Emergent global motion
Alan Johnston, Cognitive, Perceptual and Brain Sciences, University College, London; Andrew Rider, Cognitive, Perceptual and Brain Sciences, University College, London; Peter Scarfe, Cognitive, Perceptual and Brain Sciences, University College, London
The perception of object motion requires the integration of local estimates of image motion across space. The two general computational strategies that have been offered to explain spatial integration can be classified as hierarchical or lateral interactive. The hierarchical model assumes local motion estimates at a lower point in the hierarchy are integrated by neurons with large receptive fields. These neurons could make use of the fact that due to the aperture problem the 2D distribution of local velocities for a rigid translation falls on a circle through the origin in velocity space. However the challenge for this approach is how to segment and represent the motion of different objects or textures falling within the receptive field, including how to represent object boundaries. Apparent global rotations and dilations can be instantiated in randomly oriented global Gabor arrays suggesting that the aperture problem can be resolved though local interactions.
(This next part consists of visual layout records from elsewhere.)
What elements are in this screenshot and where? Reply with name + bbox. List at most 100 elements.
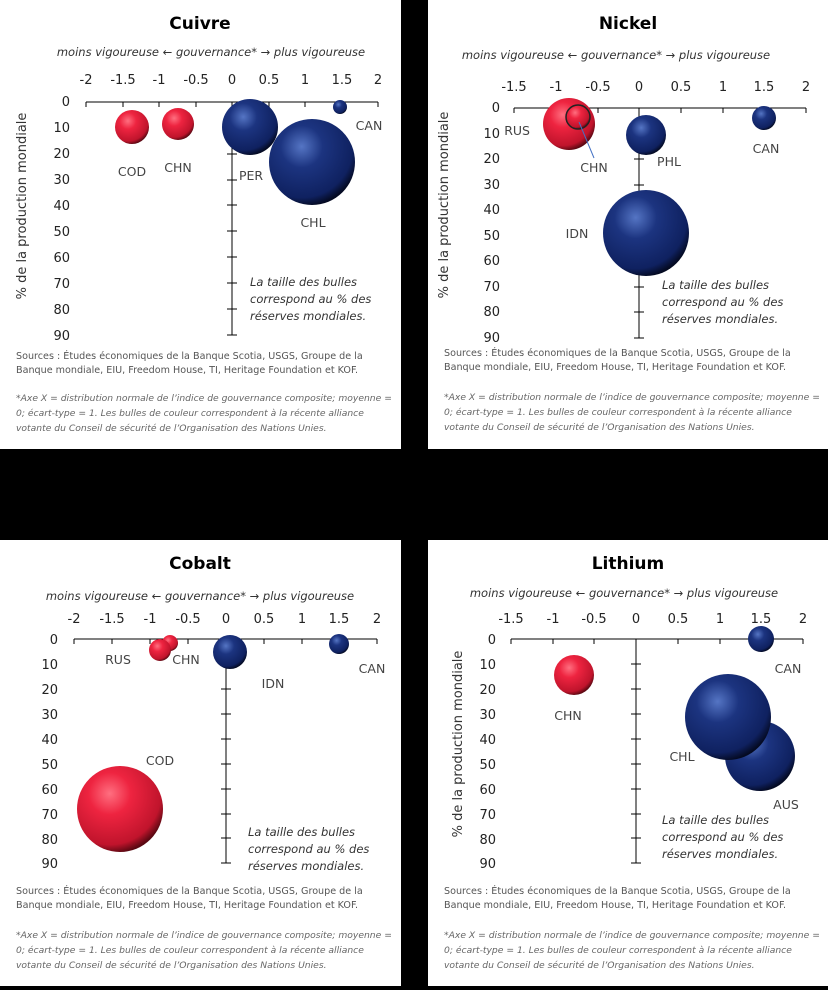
svg-text:1: 1 (719, 80, 727, 95)
bubble-phl (626, 115, 666, 155)
country-labels: CHN CAN AUS CHL (554, 661, 801, 812)
sources-text: Sources : Études économiques de la Banqu… (444, 348, 791, 373)
svg-text:50: 50 (53, 225, 70, 240)
chart-panel-lithium: Lithium moins vigoureuse ← gouvernance* … (428, 540, 828, 986)
svg-text:40: 40 (53, 199, 70, 214)
svg-text:1.5: 1.5 (754, 80, 775, 95)
chn-leader-line (578, 121, 595, 159)
bubbles (115, 99, 355, 205)
svg-text:CAN: CAN (775, 661, 802, 676)
bubble-chart-nickel: Nickel moins vigoureuse ← gouvernance* →… (437, 14, 810, 346)
svg-text:20: 20 (41, 683, 58, 698)
svg-text:10: 10 (41, 658, 58, 673)
svg-text:0: 0 (228, 73, 236, 88)
svg-text:-0.5: -0.5 (175, 612, 200, 627)
svg-text:-1: -1 (550, 80, 563, 95)
svg-text:RUS: RUS (105, 652, 131, 667)
bubble-size-note: La taille des bulles correspond au % des… (662, 813, 783, 861)
chart-title: Nickel (599, 14, 657, 34)
svg-text:0: 0 (62, 95, 70, 110)
governance-axis-label: moins vigoureuse ← gouvernance* → plus v… (46, 589, 354, 603)
svg-text:-1: -1 (144, 612, 157, 627)
svg-text:1.5: 1.5 (751, 612, 772, 627)
y-axis-label: % de la production mondiale (15, 113, 30, 300)
svg-text:La taille des bulles: La taille des bulles (662, 813, 769, 827)
svg-text:0: 0 (632, 612, 640, 627)
svg-text:0: 0 (635, 80, 643, 95)
svg-text:0: 0 (492, 101, 500, 116)
svg-text:CAN: CAN (753, 141, 780, 156)
svg-text:-1.5: -1.5 (498, 612, 523, 627)
svg-text:-2: -2 (68, 612, 81, 627)
svg-text:90: 90 (479, 857, 496, 872)
svg-text:90: 90 (483, 331, 500, 346)
svg-text:0: 0 (50, 633, 58, 648)
svg-text:2: 2 (374, 73, 382, 88)
svg-text:30: 30 (53, 173, 70, 188)
svg-text:40: 40 (41, 733, 58, 748)
chart-title: Cuivre (169, 14, 230, 34)
svg-text:0: 0 (222, 612, 230, 627)
svg-text:80: 80 (53, 303, 70, 318)
svg-text:correspond au % des: correspond au % des (248, 842, 369, 856)
svg-text:CHN: CHN (554, 708, 581, 723)
governance-axis-label: moins vigoureuse ← gouvernance* → plus v… (470, 586, 778, 600)
svg-text:correspond au % des: correspond au % des (250, 292, 371, 306)
bubble-cod (115, 110, 149, 144)
bubble-chart-lithium: Lithium moins vigoureuse ← gouvernance* … (451, 554, 807, 872)
svg-text:CAN: CAN (356, 118, 383, 133)
bubble-chn (162, 108, 194, 140)
svg-text:réserves mondiales.: réserves mondiales. (662, 847, 778, 861)
bubble-rus (149, 639, 171, 661)
svg-text:correspond au % des: correspond au % des (662, 295, 783, 309)
governance-axis-label: moins vigoureuse ← gouvernance* → plus v… (57, 45, 365, 59)
footnote-text: *Axe X = distribution normale de l’indic… (444, 392, 820, 433)
svg-text:60: 60 (41, 783, 58, 798)
bubble-cod (77, 766, 163, 852)
svg-text:40: 40 (479, 733, 496, 748)
governance-axis-label: moins vigoureuse ← gouvernance* → plus v… (462, 48, 770, 62)
svg-text:1.5: 1.5 (332, 73, 353, 88)
chart-panel-cobalt: Cobalt moins vigoureuse ← gouvernance* →… (0, 540, 401, 986)
svg-text:2: 2 (802, 80, 810, 95)
svg-text:2: 2 (799, 612, 807, 627)
chart-title: Lithium (592, 554, 665, 574)
svg-text:10: 10 (479, 658, 496, 673)
svg-text:70: 70 (53, 277, 70, 292)
svg-text:PHL: PHL (657, 154, 681, 169)
svg-text:90: 90 (41, 857, 58, 872)
svg-text:50: 50 (479, 758, 496, 773)
svg-text:-1: -1 (153, 73, 166, 88)
bubble-chn (565, 104, 591, 130)
svg-text:20: 20 (483, 152, 500, 167)
bubble-chn (554, 655, 594, 695)
svg-text:60: 60 (483, 254, 500, 269)
svg-text:30: 30 (479, 708, 496, 723)
svg-text:30: 30 (41, 708, 58, 723)
bubble-can (748, 626, 774, 652)
y-tick-labels: 0 10 20 30 40 50 60 70 80 90 (41, 633, 58, 872)
svg-text:20: 20 (479, 683, 496, 698)
country-labels: RUS CHN IDN CAN COD (105, 652, 385, 768)
svg-text:80: 80 (483, 305, 500, 320)
svg-text:10: 10 (483, 127, 500, 142)
svg-text:0.5: 0.5 (668, 612, 689, 627)
svg-text:70: 70 (483, 280, 500, 295)
sources-text: Sources : Études économiques de la Banqu… (16, 886, 363, 911)
svg-text:50: 50 (41, 758, 58, 773)
x-tick-labels: -2 -1.5 -1 -0.5 0 0.5 1 1.5 2 (68, 612, 382, 627)
bubble-size-note: La taille des bulles correspond au % des… (250, 275, 371, 323)
bubble-chart-cuivre: Cuivre moins vigoureuse ← gouvernance* →… (15, 14, 383, 344)
svg-text:La taille des bulles: La taille des bulles (250, 275, 357, 289)
svg-text:IDN: IDN (566, 226, 589, 241)
svg-text:-1.5: -1.5 (501, 80, 526, 95)
svg-text:-2: -2 (80, 73, 93, 88)
svg-text:80: 80 (479, 833, 496, 848)
svg-text:1: 1 (716, 612, 724, 627)
footnote-text: *Axe X = distribution normale de l’indic… (16, 393, 392, 434)
sources-text: Sources : Études économiques de la Banqu… (444, 886, 791, 911)
svg-text:CHL: CHL (300, 215, 325, 230)
y-tick-labels: 0 10 20 30 40 50 60 70 80 90 (479, 633, 496, 872)
svg-text:0.5: 0.5 (254, 612, 275, 627)
svg-text:réserves mondiales.: réserves mondiales. (662, 312, 778, 326)
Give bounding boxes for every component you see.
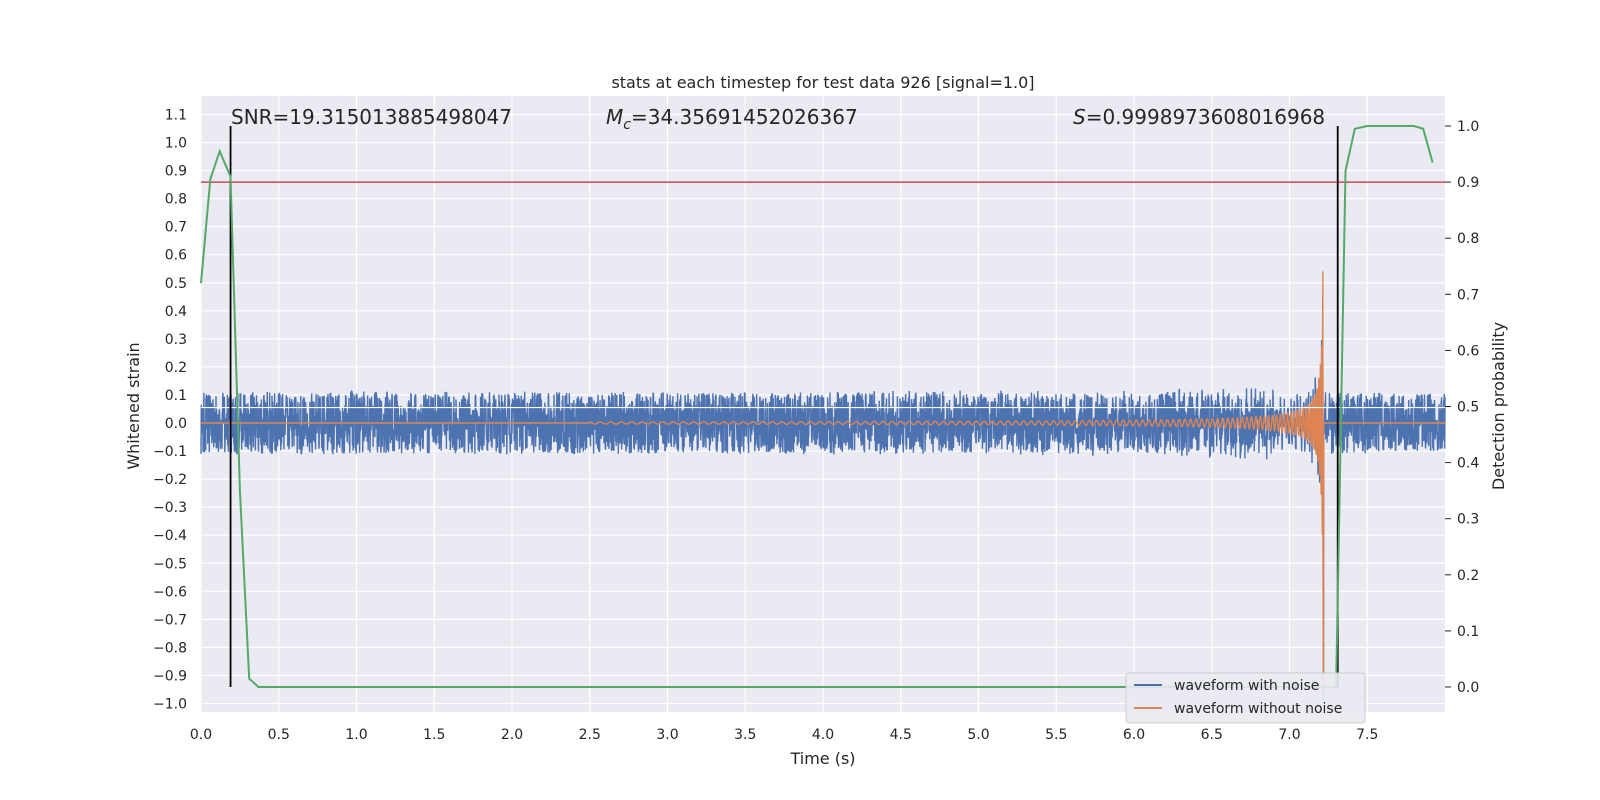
x-tick-label: 5.5 (1045, 727, 1067, 743)
y-tick-label-right: 0.8 (1457, 231, 1479, 247)
y-tick-label-left: 0.7 (165, 220, 187, 236)
y-tick-label-left: 0.4 (165, 304, 187, 320)
chart-title: stats at each timestep for test data 926… (611, 73, 1034, 92)
y-tick-label-left: −0.8 (153, 640, 187, 656)
x-tick-label: 4.0 (812, 727, 834, 743)
x-tick-label: 0.0 (190, 727, 212, 743)
y-tick-label-left: −1.0 (153, 697, 187, 713)
y-tick-label-left: 0.3 (165, 332, 187, 348)
x-axis-label: Time (s) (789, 749, 855, 768)
x-tick-label: 7.5 (1356, 727, 1378, 743)
y-tick-label-left: 0.2 (165, 360, 187, 376)
x-tick-label: 3.5 (734, 727, 756, 743)
legend-label-clean: waveform without noise (1174, 701, 1342, 717)
y-tick-label-left: 0.0 (165, 416, 187, 432)
x-tick-label: 2.5 (579, 727, 601, 743)
series-waveform-with-noise (200, 298, 1446, 703)
score-annotation: S=0.9998973608016968 (1073, 105, 1325, 129)
chirp-mass-annotation: Mc=34.35691452026367 (606, 105, 858, 133)
y-axis-label-left: Whitened strain (124, 342, 143, 469)
y-tick-label-left: −0.7 (153, 612, 187, 628)
chirp-mass-subscript: c (623, 117, 631, 133)
y-tick-label-right: 0.2 (1457, 568, 1479, 584)
y-tick-label-right: 0.1 (1457, 624, 1479, 640)
legend-label-noise: waveform with noise (1174, 678, 1319, 694)
y-tick-label-left: −0.3 (153, 500, 187, 516)
x-tick-label: 2.0 (501, 727, 523, 743)
score-symbol: S (1073, 105, 1086, 129)
y-tick-label-right: 0.4 (1457, 456, 1479, 472)
y-tick-label-right: 0.9 (1457, 175, 1479, 191)
y-tick-label-left: 0.6 (165, 248, 187, 264)
y-tick-label-left: −0.4 (153, 528, 187, 544)
y-tick-label-left: −0.9 (153, 668, 187, 684)
x-tick-label: 7.0 (1278, 727, 1300, 743)
y-tick-label-right: 0.7 (1457, 287, 1479, 303)
x-tick-label: 3.0 (656, 727, 678, 743)
y-tick-label-right: 0.0 (1457, 680, 1479, 696)
y-tick-label-right: 0.6 (1457, 343, 1479, 359)
x-tick-label: 6.0 (1123, 727, 1145, 743)
series-waveform-without-noise (201, 271, 1445, 693)
y-tick-label-left: −0.1 (153, 444, 187, 460)
x-tick-label: 4.5 (890, 727, 912, 743)
x-tick-label: 1.5 (423, 727, 445, 743)
snr-annotation: SNR=19.315013885498047 (231, 105, 512, 129)
chirp-mass-symbol: M (606, 105, 623, 129)
y-tick-label-left: −0.6 (153, 584, 187, 600)
y-ticks-right: 1.0 0.9 0.8 0.7 0.6 0.5 0.4 0.3 0.2 0.1 0.0 (1445, 119, 1479, 696)
x-tick-label: 1.0 (345, 727, 367, 743)
x-ticks: 0.0 0.5 1.0 1.5 2.0 2.5 3.0 3.5 4.0 4.5 5.0 5.5 6.0 6… (190, 727, 1379, 743)
x-tick-label: 5.0 (967, 727, 989, 743)
y-tick-label-left: 0.9 (165, 164, 187, 180)
y-ticks-left: 1.1 1.0 0.9 0.8 0.7 0.6 0.5 0.4 0.3 0.2 0.1 0.0 −0.1… (153, 107, 187, 712)
y-tick-label-left: 0.5 (165, 276, 187, 292)
x-tick-label: 6.5 (1201, 727, 1223, 743)
y-tick-label-left: 1.0 (165, 136, 187, 152)
y-tick-label-left: 1.1 (165, 107, 187, 123)
chirp-mass-value: =34.35691452026367 (631, 105, 858, 129)
y-tick-label-right: 0.3 (1457, 512, 1479, 528)
y-tick-label-left: 0.8 (165, 192, 187, 208)
y-axis-label-right: Detection probability (1489, 322, 1508, 490)
legend-box (1125, 672, 1366, 724)
y-tick-label-right: 0.5 (1457, 400, 1479, 416)
y-tick-label-left: −0.2 (153, 472, 187, 488)
y-tick-label-right: 1.0 (1457, 119, 1479, 135)
y-tick-label-left: 0.1 (165, 388, 187, 404)
legend: waveform with noise waveform without noi… (1125, 672, 1366, 724)
score-value: =0.9998973608016968 (1086, 105, 1325, 129)
y-tick-label-left: −0.5 (153, 556, 187, 572)
x-tick-label: 0.5 (268, 727, 290, 743)
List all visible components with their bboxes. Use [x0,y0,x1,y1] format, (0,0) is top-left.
The challenge for this approach is to discover local rules that will allow global organizations to emerge. These rules need to incorporate the status of ambiguous motion signals and unambiguous motion signals to explain how unambiguous 2D motion cues (e.g. at corners) influence the computed global motion field. Here we will describe a simple least squares approach to local integration, demonstrate its effectiveness in dealing with the dual problems of integration and segmentation and consider its limitations.